De Ottomanen van hun kant onderhielden tot aan het eind van de achttiende eeuw geen vaste ambassades in Europese landen maar vertrouwden op incidentele gezantschappen. Een episode betreffende een van die vroege gezantschappen levert een voorproefje van het type kosmopolitische en ambulante figuren dat later als tolk voor de Nederlanders in Constantinopel zal optreden. De gezant was Omar Agha, die in 1613 door de Ottomaanse admiraal Khalil Pasja was afgevaardigd naar de Staten-Generaal van de Republiek der Verenigde Nederlanden.
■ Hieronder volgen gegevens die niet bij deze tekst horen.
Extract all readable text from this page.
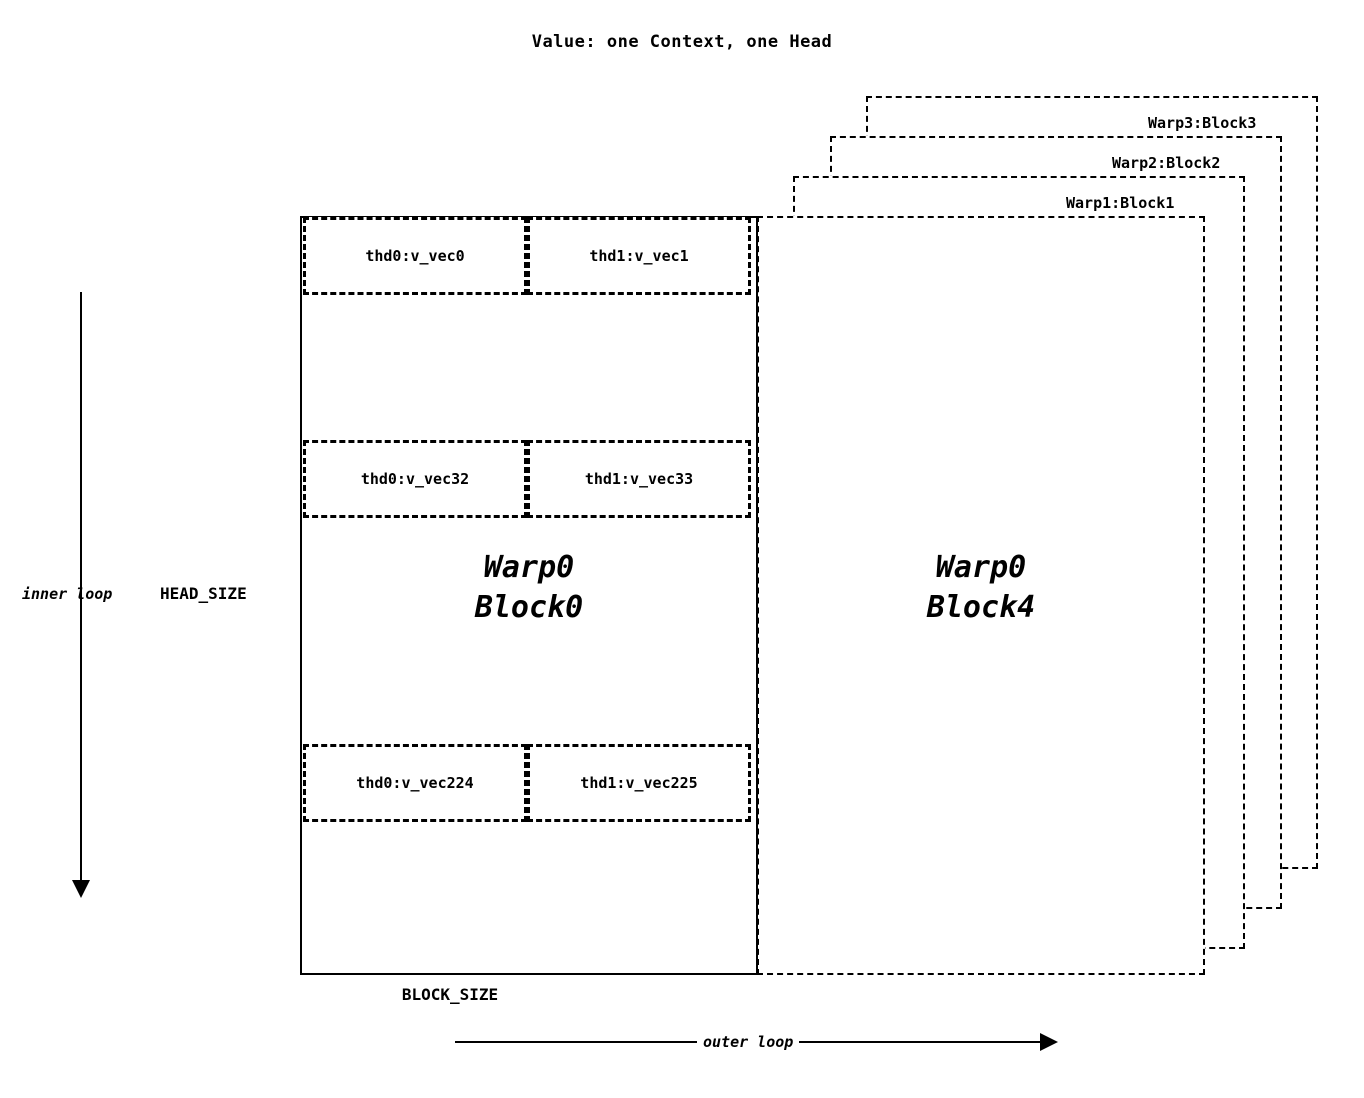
Value: one Context, one Head
Warp3:Block3
Warp2:Block2
Warp1:Block1
Warp0
Block4
Warp0
Block0
thd0:v_vec0	thd1:v_vec1
thd0:v_vec32	thd1:v_vec33
thd0:v_vec224	thd1:v_vec225
inner loop	HEAD_SIZE
BLOCK_SIZE
outer loop
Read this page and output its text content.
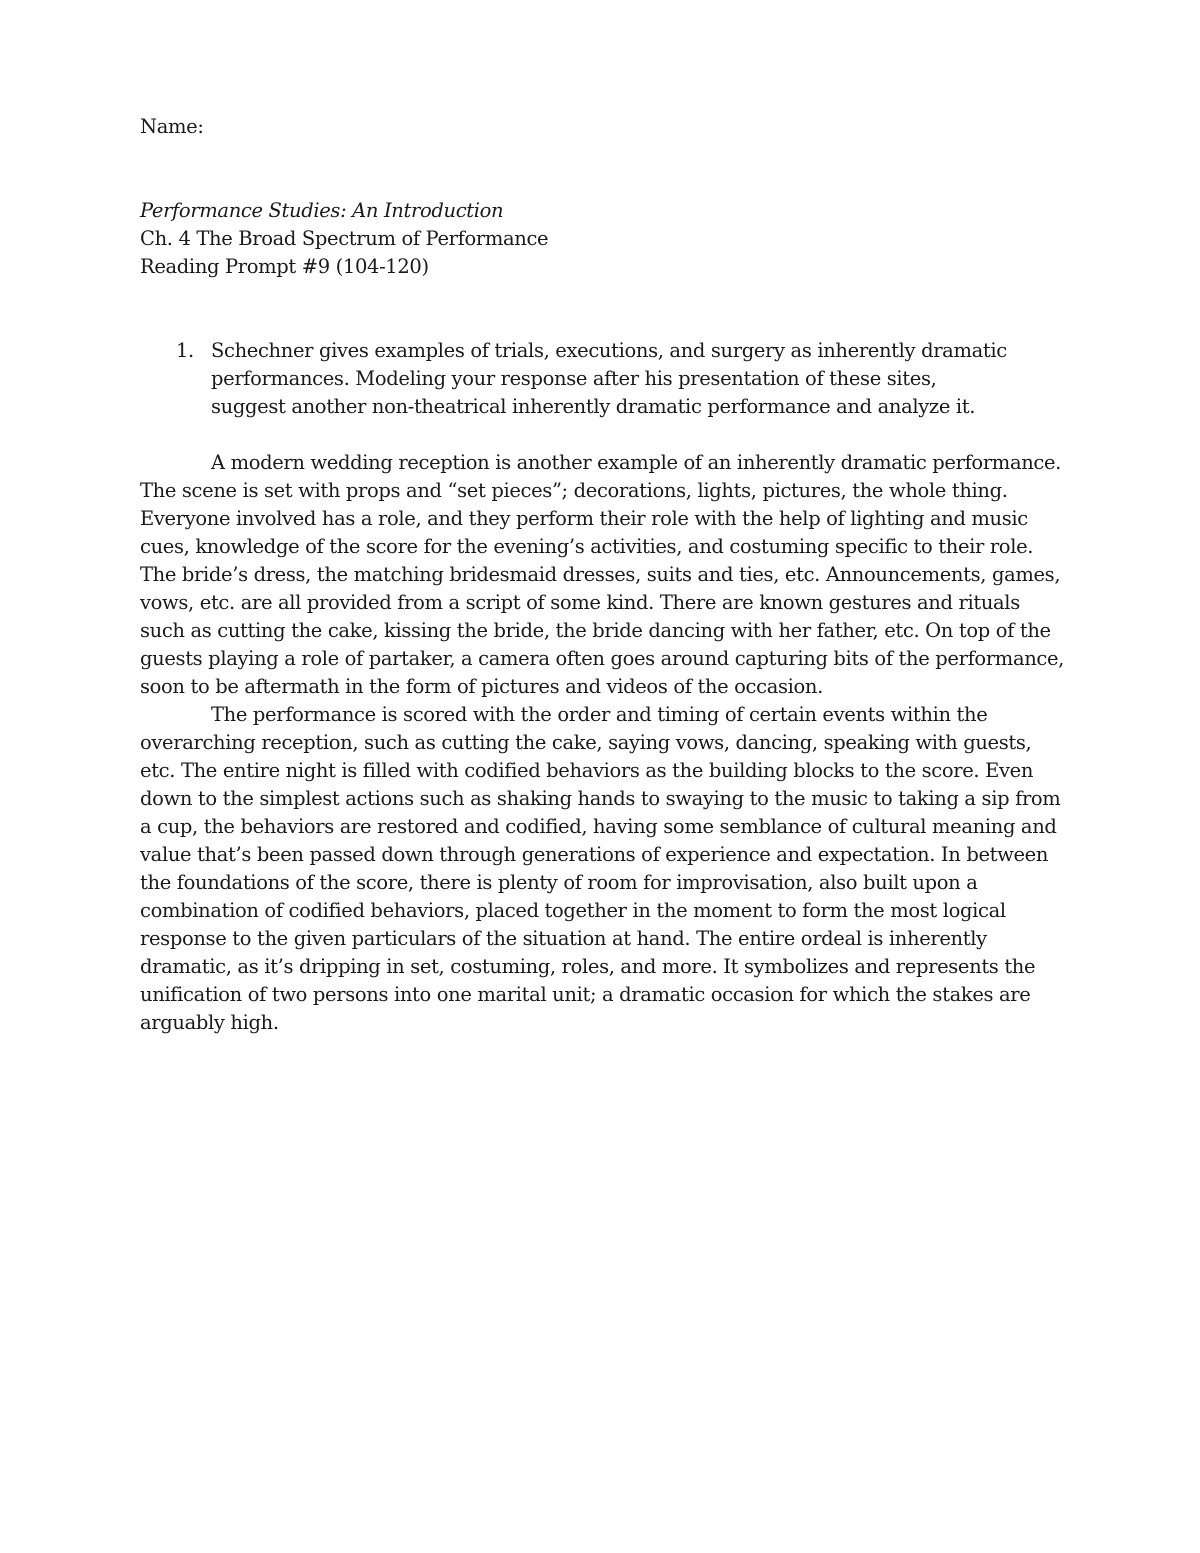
Name:

Performance Studies: An Introduction

Ch. 4 The Broad Spectrum of Performance

Reading Prompt #9 (104-120)

1. Schechner gives examples of trials, executions, and surgery as inherently dramatic performances. Modeling your response after his presentation of these sites, suggest another non-theatrical inherently dramatic performance and analyze it.

A modern wedding reception is another example of an inherently dramatic performance. The scene is set with props and “set pieces”; decorations, lights, pictures, the whole thing. Everyone involved has a role, and they perform their role with the help of lighting and music cues, knowledge of the score for the evening’s activities, and costuming specific to their role. The bride’s dress, the matching bridesmaid dresses, suits and ties, etc. Announcements, games, vows, etc. are all provided from a script of some kind. There are known gestures and rituals such as cutting the cake, kissing the bride, the bride dancing with her father, etc. On top of the guests playing a role of partaker, a camera often goes around capturing bits of the performance, soon to be aftermath in the form of pictures and videos of the occasion.

The performance is scored with the order and timing of certain events within the overarching reception, such as cutting the cake, saying vows, dancing, speaking with guests, etc. The entire night is filled with codified behaviors as the building blocks to the score. Even down to the simplest actions such as shaking hands to swaying to the music to taking a sip from a cup, the behaviors are restored and codified, having some semblance of cultural meaning and value that’s been passed down through generations of experience and expectation. In between the foundations of the score, there is plenty of room for improvisation, also built upon a combination of codified behaviors, placed together in the moment to form the most logical response to the given particulars of the situation at hand. The entire ordeal is inherently dramatic, as it’s dripping in set, costuming, roles, and more. It symbolizes and represents the unification of two persons into one marital unit; a dramatic occasion for which the stakes are arguably high.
Via Frankrijk op doorreis door de Spaanse Nederlanden, werd Omar Agha in december 1613 onverwacht gedetineerd in Antwerpen. Dat kón eigenlijk niet, want het Twaalfjarig Bestand dat in 1609 was ingegaan garandeerde vrij verkeer van personen tussen de noordelijke en zuidelijke Nederlanden. De Staten-Generaal tekenden zowel in Brussel als in Antwerpen driftig protest aan, maar intussen wilde het Antwerpse stadsbestuur Omar Agha wel uithoren, want er liepen geruchten over een mogelijke tegen Spanje gerichte Hollands-Ottomaanse alliantie. Er moest dus snel een tolk gevonden worden. Toevallig was er net een voorhanden die zowel Turks als Arabisch kende: een kopt uit Egypte, Yusuf Abu Daqan ofwel Josephus Abudacnus (of Barbatus) genaamd, een reislustige man die bijna twintig jaar eerder met een koptische delegatie naar paus Clemens VIII in Rome was gestuurd, daar katholiek was geworden, vervolgens naar Parijs was getrokken waar hij Arabisch en Hebreeuws had onderwezen en als tolk voor het koninklijk hof had gewerkt, in 1610 naar Oxford was doorgestoten waar hij eveneens Arabisch doceerde, in Londen de ambassadeur van de Spaanse Nederlanden Ferdinand de Boisschot had ontmoet en met hem juist in het najaar van 1613 naar Antwerpen was gekomen om daar toekomstige missionarissen ‘Oosterse talen’ bij te brengen. De gesprekken tussen het Antwerpse stadsbestuur en Omar Agha konden dus plaatshebben. Midden februari 1614 reisde de gezant verder naar Den Haag. Abudacnus ging met hem mee, probeerde nog een aanstelling als professor Arabisch in Leiden te krijgen maar keerde na het mislukken van die poging naar de Zuidelijke Nederlanden terug waar hij enige tijd aan de universiteit van Leuven verbonden was, een positie die hij al na twee jaar opgaf om via  München en Wenen ten slotte als dragoman in Constantinopel te belanden.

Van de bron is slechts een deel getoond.